Specifying Steps in TLA+

Specifying Steps in TLA+

Consider the definition of formula b for the original Session6 algorithm:

/\ pc = "b"
/\ x' = x + (2*i - 1)
/\ pc' = "a"
/\ i' = i
Suppose we deleted the conjunct i' = i from this formula.  I've found that almost all programmers and software engineers believe that should make no difference.  They are used to thinking in terms of programming languages, where the value of a variable remains unchanged unless a statement explicitly changes it.  So, they think that the natural interpretation of a formula describing a step is that the value of any variable not mentioned in the formula must be unchanged by the step.

That's not a natural interpretation.  Suppose I told you:

John and I ate at Luigi's Trattoria last night and I then went home to bed.
Since I said nothing about what John did after dinner, does that mean he spent the night at the trattoria?  No.  You naturally know that there are lots of places John could have gone after dinner.

Math is based on the simple idea that a formula says nothing about anything not mentioned in the formula.  Removing the last conjunct from the definition of b allows steps in which i can have any values in the starting and ending states.  If you ran TLC after removing that conjunct, it would raise an error (if N is greater than 0) because after the first a step, there are infinitely many possible b steps — something TLC can't cope with.

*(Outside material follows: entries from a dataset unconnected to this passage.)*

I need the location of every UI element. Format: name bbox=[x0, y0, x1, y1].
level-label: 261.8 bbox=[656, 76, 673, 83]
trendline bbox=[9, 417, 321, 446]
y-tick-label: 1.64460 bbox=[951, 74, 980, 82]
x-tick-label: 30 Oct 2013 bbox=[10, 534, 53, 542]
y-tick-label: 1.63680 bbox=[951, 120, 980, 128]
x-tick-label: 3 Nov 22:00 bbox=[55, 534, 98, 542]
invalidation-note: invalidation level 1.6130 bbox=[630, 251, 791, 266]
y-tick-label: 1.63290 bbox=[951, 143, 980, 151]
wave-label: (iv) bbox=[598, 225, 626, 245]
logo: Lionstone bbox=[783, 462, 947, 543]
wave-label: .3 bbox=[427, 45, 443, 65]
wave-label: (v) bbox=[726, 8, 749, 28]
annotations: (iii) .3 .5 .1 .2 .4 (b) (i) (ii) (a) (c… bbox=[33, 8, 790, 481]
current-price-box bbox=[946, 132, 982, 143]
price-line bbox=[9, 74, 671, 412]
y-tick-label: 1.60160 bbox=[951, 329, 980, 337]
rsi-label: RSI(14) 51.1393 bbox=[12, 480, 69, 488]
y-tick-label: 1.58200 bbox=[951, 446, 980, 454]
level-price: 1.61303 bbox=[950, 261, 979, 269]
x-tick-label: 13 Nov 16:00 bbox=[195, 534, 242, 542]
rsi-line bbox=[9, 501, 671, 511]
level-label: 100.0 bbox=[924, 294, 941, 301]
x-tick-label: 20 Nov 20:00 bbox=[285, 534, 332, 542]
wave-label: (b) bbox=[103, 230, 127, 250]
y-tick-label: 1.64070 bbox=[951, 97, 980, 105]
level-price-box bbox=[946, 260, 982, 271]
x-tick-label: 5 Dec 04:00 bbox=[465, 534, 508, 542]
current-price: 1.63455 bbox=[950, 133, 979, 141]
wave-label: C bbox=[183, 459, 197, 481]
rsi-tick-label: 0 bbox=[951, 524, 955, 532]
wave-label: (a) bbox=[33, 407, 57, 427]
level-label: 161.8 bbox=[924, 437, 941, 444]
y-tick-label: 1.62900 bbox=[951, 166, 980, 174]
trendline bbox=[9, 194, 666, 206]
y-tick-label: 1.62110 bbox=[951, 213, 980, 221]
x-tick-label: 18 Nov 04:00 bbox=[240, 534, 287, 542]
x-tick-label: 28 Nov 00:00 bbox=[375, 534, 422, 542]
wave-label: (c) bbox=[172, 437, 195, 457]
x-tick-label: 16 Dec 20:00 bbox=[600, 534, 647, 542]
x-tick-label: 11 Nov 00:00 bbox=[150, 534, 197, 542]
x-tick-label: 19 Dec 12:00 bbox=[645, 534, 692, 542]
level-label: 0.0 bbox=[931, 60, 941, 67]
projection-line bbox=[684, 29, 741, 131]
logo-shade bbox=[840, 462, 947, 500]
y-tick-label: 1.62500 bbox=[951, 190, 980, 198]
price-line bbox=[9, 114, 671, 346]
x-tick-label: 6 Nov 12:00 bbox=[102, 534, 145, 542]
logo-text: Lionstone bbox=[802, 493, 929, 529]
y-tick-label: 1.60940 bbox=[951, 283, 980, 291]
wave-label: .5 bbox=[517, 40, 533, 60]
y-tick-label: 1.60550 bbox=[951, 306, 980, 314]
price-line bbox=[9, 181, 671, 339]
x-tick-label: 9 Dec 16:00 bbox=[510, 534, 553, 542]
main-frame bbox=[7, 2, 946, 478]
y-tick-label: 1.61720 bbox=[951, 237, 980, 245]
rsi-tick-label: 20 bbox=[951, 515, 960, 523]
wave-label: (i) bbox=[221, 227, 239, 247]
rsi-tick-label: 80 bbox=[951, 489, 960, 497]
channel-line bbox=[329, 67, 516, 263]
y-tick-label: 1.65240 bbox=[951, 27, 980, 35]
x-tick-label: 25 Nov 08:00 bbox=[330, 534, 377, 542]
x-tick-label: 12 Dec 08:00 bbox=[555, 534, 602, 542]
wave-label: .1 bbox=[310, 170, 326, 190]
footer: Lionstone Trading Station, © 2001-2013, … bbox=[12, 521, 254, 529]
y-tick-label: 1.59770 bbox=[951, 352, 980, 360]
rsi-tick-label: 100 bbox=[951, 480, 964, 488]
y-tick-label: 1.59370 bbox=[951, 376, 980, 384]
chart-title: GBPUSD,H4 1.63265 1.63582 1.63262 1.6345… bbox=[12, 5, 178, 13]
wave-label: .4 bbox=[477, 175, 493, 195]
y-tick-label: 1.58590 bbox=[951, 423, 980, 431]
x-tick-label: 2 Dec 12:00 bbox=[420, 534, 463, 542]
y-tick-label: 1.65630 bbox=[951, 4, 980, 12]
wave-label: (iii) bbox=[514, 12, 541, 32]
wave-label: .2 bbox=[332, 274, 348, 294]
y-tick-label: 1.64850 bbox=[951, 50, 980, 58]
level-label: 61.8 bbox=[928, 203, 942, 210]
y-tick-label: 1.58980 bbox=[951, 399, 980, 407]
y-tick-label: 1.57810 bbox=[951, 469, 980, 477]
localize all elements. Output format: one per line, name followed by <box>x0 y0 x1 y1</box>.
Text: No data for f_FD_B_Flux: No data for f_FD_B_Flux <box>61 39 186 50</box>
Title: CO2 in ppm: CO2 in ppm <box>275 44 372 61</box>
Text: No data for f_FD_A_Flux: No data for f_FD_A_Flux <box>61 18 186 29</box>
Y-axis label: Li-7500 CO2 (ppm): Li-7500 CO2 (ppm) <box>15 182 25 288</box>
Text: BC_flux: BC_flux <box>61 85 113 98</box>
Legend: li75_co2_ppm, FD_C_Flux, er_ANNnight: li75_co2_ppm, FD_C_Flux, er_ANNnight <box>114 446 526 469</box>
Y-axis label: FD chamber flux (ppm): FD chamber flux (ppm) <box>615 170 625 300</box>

In the modified algorithm, if the second conjunct of b were

x'[i] = x[i-1] + (2*i - 1)
then that formula would say something only about the value of x[i] in a step's second state.  It would say nothing about the values of x[j] for the N values of j in (0..N) \ {i}.  In fact, it would say nothing about what the domain of x is in the step's second state.  A translation of the PlusCal statement b must describe the new value of x, not just the new value of x[i].